We achieved our goal. We discovered that the right solution was the concept that offered many options to determine the best path to the end result. In the process, we learned why that was the right solution. It turns out that comparing options when making a decision was directly tied to the user’s level of confidence in their decision as they pursue that end result. This was a massive insight for both our design team and our client that we wouldn’t have known had we not run a test. 

INSIGHT: This debunked a key stakeholder assumption that users were going to prefer a product that provided the fastest path to the end result. The assumption might have been rooted in logic, but it was still an assumption. The concept test proved otherwise. 

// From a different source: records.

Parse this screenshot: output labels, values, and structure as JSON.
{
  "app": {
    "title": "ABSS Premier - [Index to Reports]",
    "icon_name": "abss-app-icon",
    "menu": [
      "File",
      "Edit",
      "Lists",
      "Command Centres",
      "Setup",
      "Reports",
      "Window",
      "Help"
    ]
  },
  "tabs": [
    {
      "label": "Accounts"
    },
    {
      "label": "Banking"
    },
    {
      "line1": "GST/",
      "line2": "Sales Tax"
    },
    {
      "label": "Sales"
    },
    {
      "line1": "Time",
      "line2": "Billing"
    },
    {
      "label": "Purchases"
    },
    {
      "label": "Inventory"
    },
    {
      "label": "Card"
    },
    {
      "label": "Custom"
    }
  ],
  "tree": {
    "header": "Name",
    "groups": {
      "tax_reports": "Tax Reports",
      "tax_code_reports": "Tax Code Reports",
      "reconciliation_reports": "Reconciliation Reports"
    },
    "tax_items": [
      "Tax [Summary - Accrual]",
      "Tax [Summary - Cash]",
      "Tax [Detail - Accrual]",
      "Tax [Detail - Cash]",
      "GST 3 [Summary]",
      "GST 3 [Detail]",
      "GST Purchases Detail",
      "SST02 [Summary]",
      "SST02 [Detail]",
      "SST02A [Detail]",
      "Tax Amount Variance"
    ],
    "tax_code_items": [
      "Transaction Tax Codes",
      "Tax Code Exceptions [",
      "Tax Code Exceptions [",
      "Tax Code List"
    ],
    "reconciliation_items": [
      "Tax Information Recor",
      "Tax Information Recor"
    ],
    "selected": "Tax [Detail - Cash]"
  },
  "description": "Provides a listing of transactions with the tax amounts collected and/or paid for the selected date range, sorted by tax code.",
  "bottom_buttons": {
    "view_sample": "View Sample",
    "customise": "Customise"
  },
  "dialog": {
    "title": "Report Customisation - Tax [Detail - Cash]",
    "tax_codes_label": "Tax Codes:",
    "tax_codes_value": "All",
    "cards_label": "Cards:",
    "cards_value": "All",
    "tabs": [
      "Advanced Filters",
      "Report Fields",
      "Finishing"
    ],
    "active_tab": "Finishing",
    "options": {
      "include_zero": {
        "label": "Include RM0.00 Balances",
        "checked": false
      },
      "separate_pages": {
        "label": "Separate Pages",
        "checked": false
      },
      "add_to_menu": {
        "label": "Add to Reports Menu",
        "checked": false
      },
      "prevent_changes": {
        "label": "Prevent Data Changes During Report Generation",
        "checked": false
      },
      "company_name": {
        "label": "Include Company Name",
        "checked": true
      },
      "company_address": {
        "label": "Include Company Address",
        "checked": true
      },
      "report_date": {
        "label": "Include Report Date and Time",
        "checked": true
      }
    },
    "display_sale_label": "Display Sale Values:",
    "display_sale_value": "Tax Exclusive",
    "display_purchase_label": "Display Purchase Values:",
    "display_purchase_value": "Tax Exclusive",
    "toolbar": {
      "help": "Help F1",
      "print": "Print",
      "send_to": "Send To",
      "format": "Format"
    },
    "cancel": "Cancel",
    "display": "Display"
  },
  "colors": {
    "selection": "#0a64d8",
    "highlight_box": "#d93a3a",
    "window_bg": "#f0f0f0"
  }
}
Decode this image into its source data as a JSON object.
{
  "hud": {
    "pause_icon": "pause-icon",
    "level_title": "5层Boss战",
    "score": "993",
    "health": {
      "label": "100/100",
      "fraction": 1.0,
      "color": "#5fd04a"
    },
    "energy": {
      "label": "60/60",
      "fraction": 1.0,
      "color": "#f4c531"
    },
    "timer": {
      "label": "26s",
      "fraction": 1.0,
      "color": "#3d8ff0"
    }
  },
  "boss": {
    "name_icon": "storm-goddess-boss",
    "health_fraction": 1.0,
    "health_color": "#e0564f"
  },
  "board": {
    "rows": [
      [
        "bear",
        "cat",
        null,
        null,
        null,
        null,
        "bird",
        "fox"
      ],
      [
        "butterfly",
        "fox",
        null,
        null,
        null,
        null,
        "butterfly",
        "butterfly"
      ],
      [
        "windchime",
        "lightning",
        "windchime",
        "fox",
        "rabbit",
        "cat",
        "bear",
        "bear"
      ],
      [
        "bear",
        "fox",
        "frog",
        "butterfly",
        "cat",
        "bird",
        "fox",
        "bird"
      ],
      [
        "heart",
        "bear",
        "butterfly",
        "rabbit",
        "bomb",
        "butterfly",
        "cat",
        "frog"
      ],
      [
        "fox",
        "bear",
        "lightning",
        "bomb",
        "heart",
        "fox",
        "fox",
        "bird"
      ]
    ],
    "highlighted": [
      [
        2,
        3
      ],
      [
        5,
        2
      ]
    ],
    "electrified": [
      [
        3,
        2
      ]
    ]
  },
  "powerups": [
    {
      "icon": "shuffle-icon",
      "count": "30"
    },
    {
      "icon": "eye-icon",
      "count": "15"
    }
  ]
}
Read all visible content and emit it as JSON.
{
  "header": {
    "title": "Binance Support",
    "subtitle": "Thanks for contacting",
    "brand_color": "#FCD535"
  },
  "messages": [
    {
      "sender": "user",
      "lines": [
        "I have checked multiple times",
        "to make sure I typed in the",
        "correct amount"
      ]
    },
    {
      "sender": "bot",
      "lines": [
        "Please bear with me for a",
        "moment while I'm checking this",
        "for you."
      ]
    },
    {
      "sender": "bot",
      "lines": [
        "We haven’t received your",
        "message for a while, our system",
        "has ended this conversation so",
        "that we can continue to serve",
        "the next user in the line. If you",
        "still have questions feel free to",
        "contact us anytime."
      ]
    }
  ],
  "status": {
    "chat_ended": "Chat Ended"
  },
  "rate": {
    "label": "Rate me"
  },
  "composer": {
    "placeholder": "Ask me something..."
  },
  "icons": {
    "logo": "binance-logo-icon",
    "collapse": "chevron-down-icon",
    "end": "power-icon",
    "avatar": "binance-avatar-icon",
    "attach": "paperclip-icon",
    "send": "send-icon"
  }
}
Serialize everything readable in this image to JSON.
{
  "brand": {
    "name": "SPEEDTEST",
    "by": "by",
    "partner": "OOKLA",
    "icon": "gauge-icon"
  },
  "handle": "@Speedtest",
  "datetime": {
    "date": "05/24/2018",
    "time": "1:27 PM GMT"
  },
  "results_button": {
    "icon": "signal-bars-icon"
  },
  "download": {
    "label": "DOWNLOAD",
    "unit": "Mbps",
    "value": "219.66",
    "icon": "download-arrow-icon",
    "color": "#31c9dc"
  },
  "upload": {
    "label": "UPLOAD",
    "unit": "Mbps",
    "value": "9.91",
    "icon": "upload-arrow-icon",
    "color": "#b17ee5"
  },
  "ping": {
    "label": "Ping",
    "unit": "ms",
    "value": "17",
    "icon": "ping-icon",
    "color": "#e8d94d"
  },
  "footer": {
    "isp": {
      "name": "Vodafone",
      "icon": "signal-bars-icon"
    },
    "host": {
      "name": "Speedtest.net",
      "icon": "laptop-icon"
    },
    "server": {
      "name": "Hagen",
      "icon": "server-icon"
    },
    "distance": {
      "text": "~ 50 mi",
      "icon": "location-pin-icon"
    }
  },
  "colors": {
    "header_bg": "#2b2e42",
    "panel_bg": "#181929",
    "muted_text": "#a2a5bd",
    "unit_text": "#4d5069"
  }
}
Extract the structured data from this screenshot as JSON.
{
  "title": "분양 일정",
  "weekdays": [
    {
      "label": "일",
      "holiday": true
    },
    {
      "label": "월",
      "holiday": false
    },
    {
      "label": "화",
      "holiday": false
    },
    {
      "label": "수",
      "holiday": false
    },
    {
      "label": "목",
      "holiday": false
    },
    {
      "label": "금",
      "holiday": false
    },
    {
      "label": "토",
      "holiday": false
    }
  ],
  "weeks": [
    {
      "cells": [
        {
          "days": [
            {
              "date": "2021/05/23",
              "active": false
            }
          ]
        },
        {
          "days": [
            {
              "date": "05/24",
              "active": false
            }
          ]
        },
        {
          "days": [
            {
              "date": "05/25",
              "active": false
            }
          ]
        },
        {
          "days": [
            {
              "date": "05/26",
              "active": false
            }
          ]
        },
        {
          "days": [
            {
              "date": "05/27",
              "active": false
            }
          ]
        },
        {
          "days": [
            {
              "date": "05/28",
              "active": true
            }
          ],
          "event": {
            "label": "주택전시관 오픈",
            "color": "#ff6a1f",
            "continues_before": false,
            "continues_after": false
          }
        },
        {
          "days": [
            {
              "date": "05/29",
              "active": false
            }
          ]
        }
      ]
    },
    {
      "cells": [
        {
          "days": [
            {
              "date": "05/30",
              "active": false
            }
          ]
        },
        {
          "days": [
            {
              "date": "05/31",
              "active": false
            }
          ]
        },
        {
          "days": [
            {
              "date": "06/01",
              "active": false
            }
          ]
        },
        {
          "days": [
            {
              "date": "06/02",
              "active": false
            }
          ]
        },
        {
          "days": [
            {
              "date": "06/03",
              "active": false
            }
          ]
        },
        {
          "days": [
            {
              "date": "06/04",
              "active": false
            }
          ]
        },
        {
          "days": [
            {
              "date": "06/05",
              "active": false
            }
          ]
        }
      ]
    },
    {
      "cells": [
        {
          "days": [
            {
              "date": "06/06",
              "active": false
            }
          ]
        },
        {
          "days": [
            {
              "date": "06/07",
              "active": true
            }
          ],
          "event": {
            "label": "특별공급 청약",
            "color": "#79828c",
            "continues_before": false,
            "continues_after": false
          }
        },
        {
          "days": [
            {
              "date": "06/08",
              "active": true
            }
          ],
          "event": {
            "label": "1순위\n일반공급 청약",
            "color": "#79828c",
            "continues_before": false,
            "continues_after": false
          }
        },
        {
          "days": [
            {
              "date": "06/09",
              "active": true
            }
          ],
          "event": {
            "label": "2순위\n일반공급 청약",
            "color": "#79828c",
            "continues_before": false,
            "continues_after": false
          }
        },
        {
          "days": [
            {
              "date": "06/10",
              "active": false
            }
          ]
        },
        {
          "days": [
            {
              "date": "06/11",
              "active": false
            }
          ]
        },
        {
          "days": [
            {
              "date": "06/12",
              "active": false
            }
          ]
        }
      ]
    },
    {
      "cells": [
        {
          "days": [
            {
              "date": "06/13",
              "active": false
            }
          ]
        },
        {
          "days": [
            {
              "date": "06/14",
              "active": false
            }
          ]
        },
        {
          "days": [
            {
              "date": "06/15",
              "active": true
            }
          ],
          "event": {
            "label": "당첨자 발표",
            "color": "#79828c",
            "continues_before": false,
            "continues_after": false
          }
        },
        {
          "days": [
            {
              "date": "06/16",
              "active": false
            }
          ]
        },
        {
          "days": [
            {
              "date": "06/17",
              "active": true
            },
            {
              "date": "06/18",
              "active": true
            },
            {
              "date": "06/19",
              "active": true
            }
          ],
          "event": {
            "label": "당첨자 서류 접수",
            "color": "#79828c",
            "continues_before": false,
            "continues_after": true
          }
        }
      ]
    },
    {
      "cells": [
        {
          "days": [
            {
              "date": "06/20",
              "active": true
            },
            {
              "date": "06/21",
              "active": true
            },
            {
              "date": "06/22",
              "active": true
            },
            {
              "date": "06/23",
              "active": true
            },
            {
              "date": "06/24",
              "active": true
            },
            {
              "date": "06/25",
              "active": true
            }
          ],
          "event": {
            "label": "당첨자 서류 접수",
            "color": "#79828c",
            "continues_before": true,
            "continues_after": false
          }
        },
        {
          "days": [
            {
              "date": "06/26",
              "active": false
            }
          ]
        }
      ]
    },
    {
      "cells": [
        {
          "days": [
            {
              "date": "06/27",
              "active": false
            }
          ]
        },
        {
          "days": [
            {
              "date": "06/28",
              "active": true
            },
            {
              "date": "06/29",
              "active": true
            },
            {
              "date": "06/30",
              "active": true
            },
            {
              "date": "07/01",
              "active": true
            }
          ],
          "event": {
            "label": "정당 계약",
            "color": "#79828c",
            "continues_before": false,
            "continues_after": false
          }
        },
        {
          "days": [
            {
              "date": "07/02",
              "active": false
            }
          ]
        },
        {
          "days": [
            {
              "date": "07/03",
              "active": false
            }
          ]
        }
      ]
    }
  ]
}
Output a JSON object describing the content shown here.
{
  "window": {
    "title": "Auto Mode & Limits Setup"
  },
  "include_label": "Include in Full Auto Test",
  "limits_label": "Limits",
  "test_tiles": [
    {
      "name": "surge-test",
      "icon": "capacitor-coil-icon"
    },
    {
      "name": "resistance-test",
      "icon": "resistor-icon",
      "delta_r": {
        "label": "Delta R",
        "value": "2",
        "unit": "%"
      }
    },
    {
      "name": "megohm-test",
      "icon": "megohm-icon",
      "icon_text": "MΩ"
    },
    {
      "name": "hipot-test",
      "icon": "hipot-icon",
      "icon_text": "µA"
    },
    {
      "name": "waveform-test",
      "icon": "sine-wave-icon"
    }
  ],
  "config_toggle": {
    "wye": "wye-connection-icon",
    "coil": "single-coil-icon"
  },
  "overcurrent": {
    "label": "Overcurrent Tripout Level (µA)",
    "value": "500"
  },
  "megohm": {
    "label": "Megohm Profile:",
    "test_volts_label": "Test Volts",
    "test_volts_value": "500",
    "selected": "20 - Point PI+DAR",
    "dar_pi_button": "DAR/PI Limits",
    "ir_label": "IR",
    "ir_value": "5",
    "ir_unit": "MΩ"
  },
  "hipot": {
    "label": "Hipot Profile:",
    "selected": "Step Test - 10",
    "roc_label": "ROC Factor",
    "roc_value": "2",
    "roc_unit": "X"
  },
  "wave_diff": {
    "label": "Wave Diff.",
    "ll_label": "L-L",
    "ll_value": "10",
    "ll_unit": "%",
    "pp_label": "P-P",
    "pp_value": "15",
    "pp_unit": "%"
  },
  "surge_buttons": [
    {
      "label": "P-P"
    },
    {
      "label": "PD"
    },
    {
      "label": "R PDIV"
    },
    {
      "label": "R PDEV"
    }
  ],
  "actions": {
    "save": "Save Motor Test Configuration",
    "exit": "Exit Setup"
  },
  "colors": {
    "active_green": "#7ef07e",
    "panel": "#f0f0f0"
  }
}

Design is an iterative process. The insights informed almost an entirely new design for the product. We started out with the winner from the concept test then consolidated it with client approved recommendations from the high level feedback patterns. Additionally, we created features inside the product to accommodate the insight about users having a higher level of confidence in their decision after comparing options. Everyone was pleased with the new product design. What do we do next? We are now ready to build a functional prototype and conduct a usability test to validate the MVP design. 

This process left us wondering:

  • What would have happened if we’d never asked the question that led to the concept test?
  • What would have happened if we’d asked the question sooner?
  • How might the product be affected in either case? 

We don’t have to live in a world of “what ifs” when we can use research to discover and validate user behavior, needs, and motivations. What we can do is continue to learn and improve just as the cycle suggests. If you or your team find yourselves facing “what ifs” on the road to creating a great product, know that the best next step is to test it. You’ll pass with flying colors.